Istio 1.3 Upgrade Notes

Important changes to consider when upgrading to Istio 1.3.

Sep 12, 2019

This page describes changes you need to be aware of when upgrading from Istio 1.2.x to 1.3.x. Here, we detail cases where we intentionally broke backwards compatibility. We also mention cases where backwards compatibility was preserved but new behavior was introduced that would be surprising to someone familiar with the use and operation of Istio 1.2.

Installation and upgrade

We simplified the configuration model for Mixer and removed support for adapter-specific and template-specific Custom Resource Definitions (CRDs) entirely in 1.3. Please move to the new configuration model.

We removed the Mixer CRDs from the system to simplify the configuration model, improve Mixer’s performance in Kubernetes deployments, and improve reliability in various Kubernetes environments.

Traffic management

Istio now captures all ports by default. If you don’t specify container ports to intentionally bypass Envoy, you must opt out of port capturing with the traffic.sidecar.istio.io/excludeInboundPorts option.

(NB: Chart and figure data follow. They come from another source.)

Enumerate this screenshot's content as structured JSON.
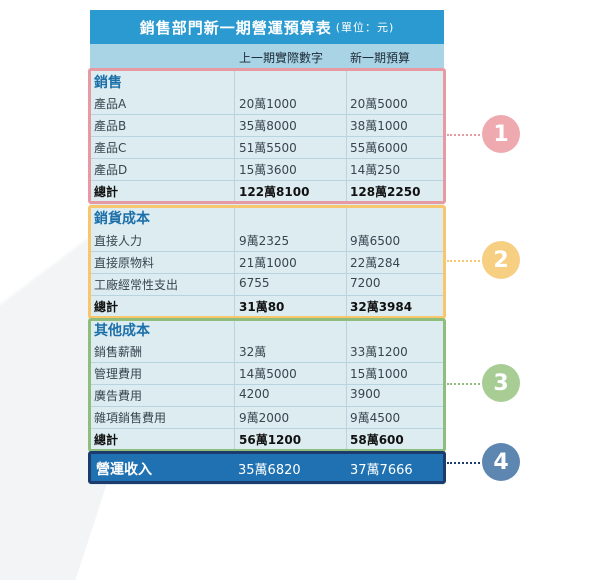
{
  "title": "銷售部門新一期營運預算表",
  "unit": "(單位：元)",
  "headers": [
    "",
    "上一期實際數字",
    "新一期預算"
  ],
  "colors": {
    "title_bg": "#2a9ad0",
    "header_bg": "#a9d4e6",
    "sheet_bg": "#dcecf1",
    "section_text": "#1c6fa8",
    "frame_1": "#e89aa2",
    "frame_2": "#f7c66d",
    "frame_3": "#8fbe7c",
    "frame_4": "#1d3c6e",
    "marker_1": "#eeaaae",
    "marker_2": "#f6cf83",
    "marker_3": "#a7cd95",
    "marker_4": "#5d86b1",
    "income_bg": "#1f71b1"
  },
  "sections": [
    {
      "title": "銷售",
      "rows": [
        [
          "產品A",
          "20萬1000",
          "20萬5000"
        ],
        [
          "產品B",
          "35萬8000",
          "38萬1000"
        ],
        [
          "產品C",
          "51萬5500",
          "55萬6000"
        ],
        [
          "產品D",
          "15萬3600",
          "14萬250"
        ]
      ],
      "total": [
        "總計",
        "122萬8100",
        "128萬2250"
      ],
      "marker": "1"
    },
    {
      "title": "銷貨成本",
      "rows": [
        [
          "直接人力",
          "9萬2325",
          "9萬6500"
        ],
        [
          "直接原物料",
          "21萬1000",
          "22萬284"
        ],
        [
          "工廠經常性支出",
          "6755",
          "7200"
        ]
      ],
      "total": [
        "總計",
        "31萬80",
        "32萬3984"
      ],
      "marker": "2"
    },
    {
      "title": "其他成本",
      "rows": [
        [
          "銷售薪酬",
          "32萬",
          "33萬1200"
        ],
        [
          "管理費用",
          "14萬5000",
          "15萬1000"
        ],
        [
          "廣告費用",
          "4200",
          "3900"
        ],
        [
          "雜項銷售費用",
          "9萬2000",
          "9萬4500"
        ]
      ],
      "total": [
        "總計",
        "56萬1200",
        "58萬600"
      ],
      "marker": "3"
    }
  ],
  "income": [
    "營運收入",
    "35萬6820",
    "37萬7666"
  ],
  "income_marker": "4"
}
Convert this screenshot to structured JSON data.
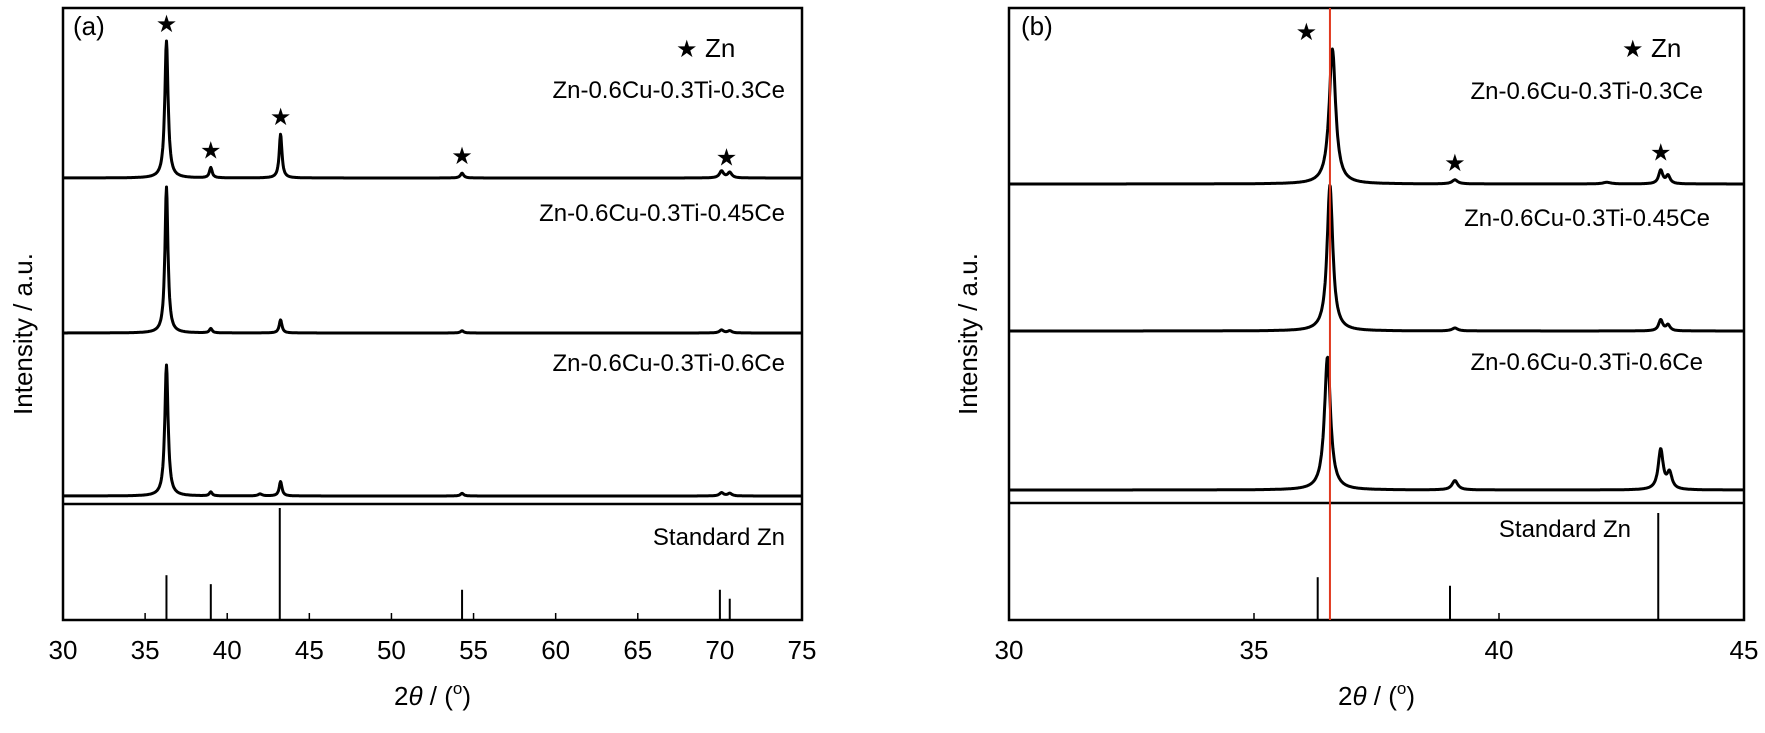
{
  "chart_data": [
    {
      "panel_label": "(a)",
      "type": "line",
      "xlabel_pre": "2",
      "xlabel_theta": "θ",
      "xlabel_post": " / (",
      "xlabel_deg": "o",
      "xlabel_close": ")",
      "ylabel": "Intensity / a.u.",
      "xlim": [
        30,
        75
      ],
      "xticks": [
        "30",
        "35",
        "40",
        "45",
        "50",
        "55",
        "60",
        "65",
        "70",
        "75"
      ],
      "legend": {
        "marker": "★",
        "text": "Zn"
      },
      "series": [
        {
          "name": "Zn-0.6Cu-0.3Ti-0.3Ce",
          "peaks": [
            {
              "x": 36.3,
              "h": 1.0,
              "w": 0.12
            },
            {
              "x": 39.0,
              "h": 0.075,
              "w": 0.1
            },
            {
              "x": 43.25,
              "h": 0.32,
              "w": 0.1
            },
            {
              "x": 54.3,
              "h": 0.035,
              "w": 0.12
            },
            {
              "x": 70.1,
              "h": 0.05,
              "w": 0.15
            },
            {
              "x": 70.6,
              "h": 0.04,
              "w": 0.15
            }
          ],
          "stars": [
            36.3,
            39.0,
            43.25,
            54.3,
            70.4
          ]
        },
        {
          "name": "Zn-0.6Cu-0.3Ti-0.45Ce",
          "peaks": [
            {
              "x": 36.3,
              "h": 1.0,
              "w": 0.11
            },
            {
              "x": 39.0,
              "h": 0.03,
              "w": 0.1
            },
            {
              "x": 43.25,
              "h": 0.09,
              "w": 0.1
            },
            {
              "x": 54.3,
              "h": 0.015,
              "w": 0.12
            },
            {
              "x": 70.1,
              "h": 0.02,
              "w": 0.15
            },
            {
              "x": 70.6,
              "h": 0.015,
              "w": 0.15
            }
          ],
          "stars": []
        },
        {
          "name": "Zn-0.6Cu-0.3Ti-0.6Ce",
          "peaks": [
            {
              "x": 36.3,
              "h": 1.0,
              "w": 0.12
            },
            {
              "x": 39.0,
              "h": 0.03,
              "w": 0.1
            },
            {
              "x": 42.0,
              "h": 0.015,
              "w": 0.15
            },
            {
              "x": 43.25,
              "h": 0.11,
              "w": 0.1
            },
            {
              "x": 54.3,
              "h": 0.02,
              "w": 0.12
            },
            {
              "x": 70.1,
              "h": 0.025,
              "w": 0.15
            },
            {
              "x": 70.6,
              "h": 0.02,
              "w": 0.15
            }
          ],
          "stars": []
        }
      ],
      "standard": {
        "name": "Standard Zn",
        "lines": [
          {
            "x": 36.3,
            "h": 0.4
          },
          {
            "x": 39.0,
            "h": 0.32
          },
          {
            "x": 43.2,
            "h": 1.0
          },
          {
            "x": 54.3,
            "h": 0.27
          },
          {
            "x": 70.0,
            "h": 0.27
          },
          {
            "x": 70.6,
            "h": 0.19
          }
        ]
      }
    },
    {
      "panel_label": "(b)",
      "type": "line",
      "xlabel_pre": "2",
      "xlabel_theta": "θ",
      "xlabel_post": " / (",
      "xlabel_deg": "o",
      "xlabel_close": ")",
      "ylabel": "Intensity / a.u.",
      "xlim": [
        30,
        45
      ],
      "xticks": [
        "30",
        "35",
        "40",
        "45"
      ],
      "legend": {
        "marker": "★",
        "text": "Zn"
      },
      "reference_line_x": 36.55,
      "series": [
        {
          "name": "Zn-0.6Cu-0.3Ti-0.3Ce",
          "peaks": [
            {
              "x": 36.6,
              "h": 1.0,
              "w": 0.08
            },
            {
              "x": 39.1,
              "h": 0.03,
              "w": 0.07
            },
            {
              "x": 42.2,
              "h": 0.012,
              "w": 0.1
            },
            {
              "x": 43.3,
              "h": 0.1,
              "w": 0.05
            },
            {
              "x": 43.45,
              "h": 0.06,
              "w": 0.05
            }
          ],
          "stars": [
            36.6,
            39.1,
            43.3
          ]
        },
        {
          "name": "Zn-0.6Cu-0.3Ti-0.45Ce",
          "peaks": [
            {
              "x": 36.55,
              "h": 1.0,
              "w": 0.07
            },
            {
              "x": 39.1,
              "h": 0.02,
              "w": 0.07
            },
            {
              "x": 43.3,
              "h": 0.075,
              "w": 0.05
            },
            {
              "x": 43.45,
              "h": 0.04,
              "w": 0.05
            }
          ],
          "stars": []
        },
        {
          "name": "Zn-0.6Cu-0.3Ti-0.6Ce",
          "peaks": [
            {
              "x": 36.5,
              "h": 1.0,
              "w": 0.075
            },
            {
              "x": 39.1,
              "h": 0.07,
              "w": 0.07
            },
            {
              "x": 43.3,
              "h": 0.3,
              "w": 0.06
            },
            {
              "x": 43.48,
              "h": 0.12,
              "w": 0.06
            }
          ],
          "stars": []
        }
      ],
      "standard": {
        "name": "Standard Zn",
        "lines": [
          {
            "x": 36.3,
            "h": 0.4
          },
          {
            "x": 39.0,
            "h": 0.32
          },
          {
            "x": 43.25,
            "h": 1.0
          }
        ]
      }
    }
  ]
}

Protocol sniffing is now enabled by default. Disable protocol sniffing with the --set pilot.enableProtocolSniffing=false option when you upgrade to get the previous behavior. To learn more see our protocol selection page.

To specify a hostname in multiple namespaces, you must select a single host using a Sidecar resource.

Trust domain validation

Trust domain validation is new in Istio 1.3. If you only have one trust domain or you don’t enable mutual TLS through authentication policies, there is nothing you must do.

To opt-out the trust domain validation, include the following flag in your Helm template before upgrading to Istio 1.3: --set pilot.env.PILOT_SKIP_VALIDATE_TRUST_DOMAIN=true

Secret discovery service

In Istio 1.3, we are taking advantage of improvements in Kubernetes to issue certificates for workload instances more securely.

Kubernetes 1.12 introduces trustworthy JWTs to solve these issues. Kubernetes 1.13 introduced the ability to change the value of the aud field to a value other than the API server. The aud field represents the audience in Kubernetes. To better secure the mesh, Istio 1.3 only supports trustworthy JWTs and requires the audience, the value of the aud field, to be istio-ca when you enable SDS.

Before upgrading to Istio 1.3 with SDS enabled, see our blog post on trustworthy JWTs and SDS.